So there I was. Running free. To where? To be honest, I didn’t know. All I did know is that the past was the past and I wasn’t going to let it intervene.
It all started back in ’85 when I was found guilty on charges of murder, I was sent down for life. Hell I‘d like to say I didn’t do it, but I can’t, I’m as guilty as a man can be.
I remember the night of the crime like it’s stored in some sort of filing cabinet in my brain, I took that knife and sliced that sad son of a bitch up until he looked like he had just walked through an abattoir, some people say I’m proud of what I did and to be honest I probably was until age takes its toll and all of a sudden you get sectioned under the 60+ part of the prison. That’s when I realised ‘an old fool like me can’t keep this up much longer’.
I remember when people used to apply for an early release, me and some of the guys used to line up outside and jeer at the rejects. I knew my position on the prison hierarchy would be demolished as soon as I even so much as stepped into that office. To make matters worse the prison only handled a few cases a month out of nearly a thousand so I had my work cut out, even to be considered.
3:30am, July 27th, 1999. Probably one of the happiest days of my life but at the same time one of the saddest. Since I was leaving. Yup, all 66 years 264 days and 3 hours of me. One thing you should’ve known about me however is I never followed rules. Takes a dumbass not to realise that when you’re in prison. I wasn’t leaving through the front gate with my 20-year-old leather suitcase in one hand and a pack of smokes in the other. Oh no, that was way too modest. I was leaving in what everybody else had left behind. I crawled just shy of a mile through foul smelling shit, in the prisons sewer system. You’re right.
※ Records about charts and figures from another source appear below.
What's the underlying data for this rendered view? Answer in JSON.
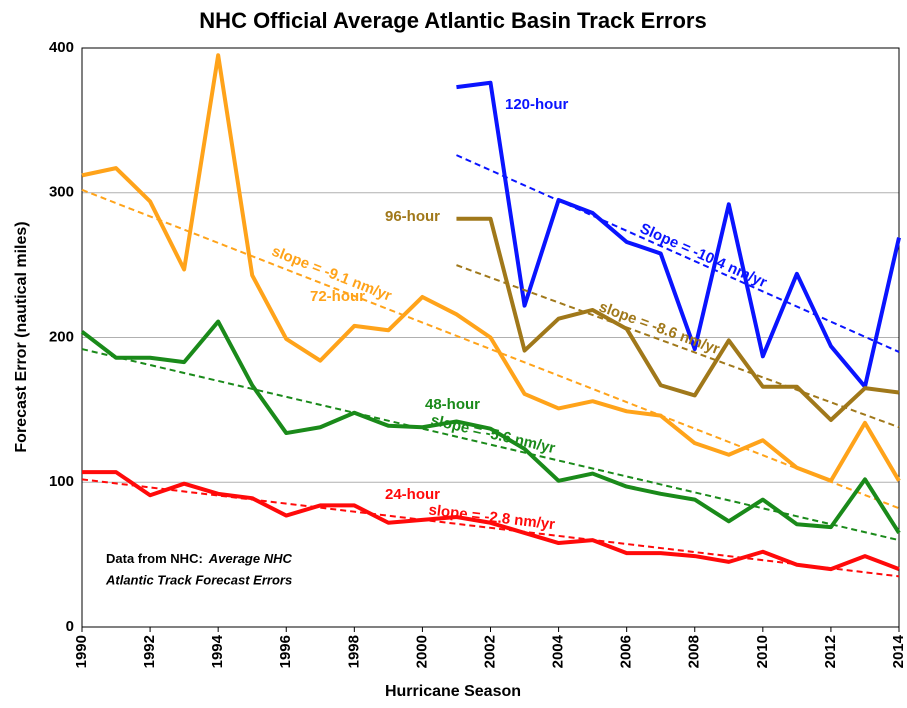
{
  "chart_data": {
    "type": "line",
    "title": "NHC Official Average Atlantic Basin Track Errors",
    "xlabel": "Hurricane Season",
    "ylabel": "Forecast Error  (nautical miles)",
    "x": [
      1990,
      1991,
      1992,
      1993,
      1994,
      1995,
      1996,
      1997,
      1998,
      1999,
      2000,
      2001,
      2002,
      2003,
      2004,
      2005,
      2006,
      2007,
      2008,
      2009,
      2010,
      2011,
      2012,
      2013,
      2014
    ],
    "xlim": [
      1990,
      2014
    ],
    "xticks": [
      1990,
      1992,
      1994,
      1996,
      1998,
      2000,
      2002,
      2004,
      2006,
      2008,
      2010,
      2012,
      2014
    ],
    "ylim": [
      0,
      400
    ],
    "yticks": [
      0,
      100,
      200,
      300,
      400
    ],
    "grid": true,
    "series": [
      {
        "name": "120-hour",
        "color": "#0a14ff",
        "values": [
          null,
          null,
          null,
          null,
          null,
          null,
          null,
          null,
          null,
          null,
          null,
          373,
          376,
          222,
          295,
          286,
          266,
          258,
          192,
          292,
          187,
          244,
          194,
          166,
          269
        ],
        "trend": {
          "label": "Slope = -10.4 nm/yr",
          "x": [
            2001,
            2014
          ],
          "values": [
            326,
            190
          ]
        }
      },
      {
        "name": "96-hour",
        "color": "#a0781a",
        "values": [
          null,
          null,
          null,
          null,
          null,
          null,
          null,
          null,
          null,
          null,
          null,
          282,
          282,
          191,
          213,
          219,
          206,
          167,
          160,
          198,
          166,
          166,
          143,
          165,
          162
        ],
        "trend": {
          "label": "slope = -8.6 nm/yr",
          "x": [
            2001,
            2014
          ],
          "values": [
            250,
            138
          ]
        }
      },
      {
        "name": "72-hour",
        "color": "#ffa31a",
        "values": [
          312,
          317,
          294,
          247,
          395,
          243,
          199,
          184,
          208,
          205,
          228,
          216,
          200,
          161,
          151,
          156,
          149,
          146,
          127,
          119,
          129,
          110,
          101,
          141,
          101
        ],
        "trend": {
          "label": "slope = -9.1 nm/yr",
          "x": [
            1990,
            2014
          ],
          "values": [
            302,
            82
          ]
        }
      },
      {
        "name": "48-hour",
        "color": "#1a8a1a",
        "values": [
          204,
          186,
          186,
          183,
          211,
          167,
          134,
          138,
          148,
          139,
          138,
          142,
          137,
          123,
          101,
          106,
          97,
          92,
          88,
          73,
          88,
          71,
          69,
          102,
          65
        ],
        "trend": {
          "label": "slope = -5.6 nm/yr",
          "x": [
            1990,
            2014
          ],
          "values": [
            192,
            60
          ]
        }
      },
      {
        "name": "24-hour",
        "color": "#ff0a0a",
        "values": [
          107,
          107,
          91,
          99,
          92,
          89,
          77,
          84,
          84,
          72,
          74,
          76,
          72,
          65,
          58,
          60,
          51,
          51,
          49,
          45,
          52,
          43,
          40,
          49,
          40
        ],
        "trend": {
          "label": "slope = -2.8 nm/yr",
          "x": [
            1990,
            2014
          ],
          "values": [
            102,
            35
          ]
        }
      }
    ],
    "note": [
      "Data from NHC:",
      "Average NHC",
      "Atlantic Track Forecast Errors"
    ]
  }
}
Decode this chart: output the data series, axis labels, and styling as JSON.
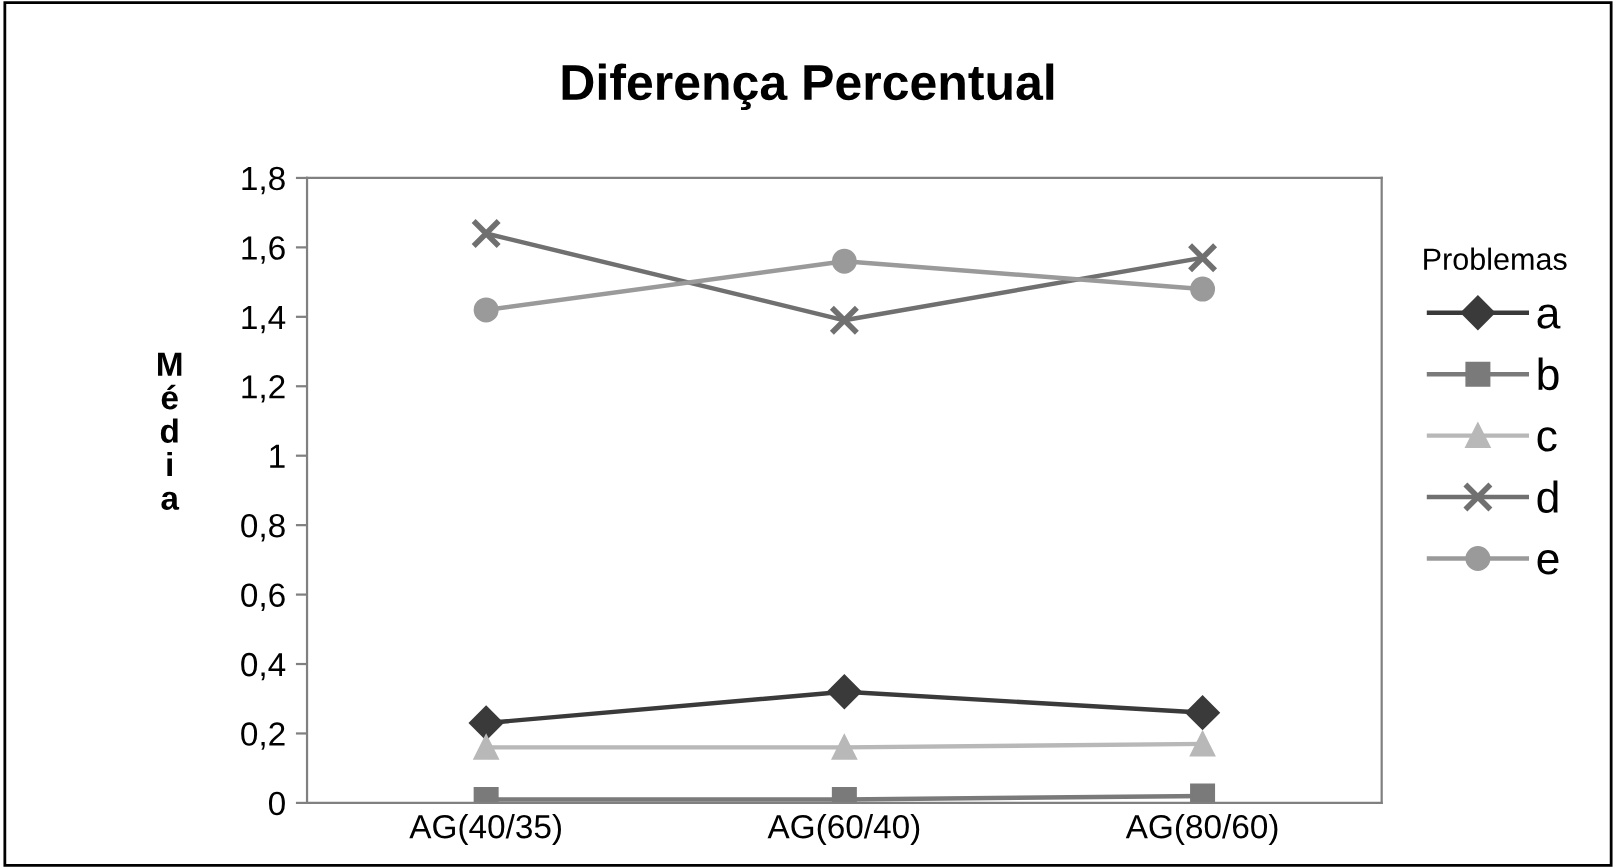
{
  "chart_data": {
    "type": "line",
    "title": "Diferença Percentual",
    "ylabel": "Média",
    "legend_title": "Problemas",
    "categories": [
      "AG(40/35)",
      "AG(60/40)",
      "AG(80/60)"
    ],
    "series": [
      {
        "name": "a",
        "color": "#3a3a3a",
        "marker": "diamond",
        "values": [
          0.23,
          0.32,
          0.26
        ]
      },
      {
        "name": "b",
        "color": "#7a7a7a",
        "marker": "square",
        "values": [
          0.01,
          0.01,
          0.02
        ]
      },
      {
        "name": "c",
        "color": "#b8b8b8",
        "marker": "triangle",
        "values": [
          0.16,
          0.16,
          0.17
        ]
      },
      {
        "name": "d",
        "color": "#707070",
        "marker": "cross",
        "values": [
          1.64,
          1.39,
          1.57
        ]
      },
      {
        "name": "e",
        "color": "#9a9a9a",
        "marker": "circle",
        "values": [
          1.42,
          1.56,
          1.48
        ]
      }
    ],
    "ylim": [
      0,
      1.8
    ],
    "yticks": [
      0,
      {
        "value": 0.2,
        "label": "0,2"
      },
      {
        "value": 0.4,
        "label": "0,4"
      },
      {
        "value": 0.6,
        "label": "0,6"
      },
      {
        "value": 0.8,
        "label": "0,8"
      },
      1,
      {
        "value": 1.2,
        "label": "1,2"
      },
      {
        "value": 1.4,
        "label": "1,4"
      },
      {
        "value": 1.6,
        "label": "1,6"
      },
      {
        "value": 1.8,
        "label": "1,8"
      }
    ],
    "grid": false,
    "legend": "right",
    "line_style": "solid"
  }
}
I did hate every moment of it but through the thick stench of my immediate surroundings I could smell something I hadn’t smelt for fourteen years. Freedom. On that chilly July morning I emerged, not exactly clean of sins or sanity but nether the less. A free man.
So there I was. Running free. To where? To be honest, I didn’t know. All I did know is that the past was the past and I wasn’t going to let it intervene.
This is a highly effective, 'Shawshank-esque' narrative which captures the mood of the music really well - although I think the music is asking you to focus more on the escape itself rather than the events leading up to it, don't you? Perhaps you could flash back briefly to other things every now and then but focus on the escape route itself, and your character's feelings as he makes his way to forbidden freedom.
ReplyDeleteI especially like the fluid, confident style in which you are writing here too - it sounds totally believable as the words of the character you have created. Well done.
Yes - the voice here is very convincing; you can really hear this character talking. I agree that the music lends itself to the landscape of escape - you set the scene perfectly, so I really wanted to see what the character was seeing after all those years in confinement. Does the character just feel immense relief, or does being without boundaries actually seem frightening? - it's the mark of good writing that the reader cares about the character's feelings - well done.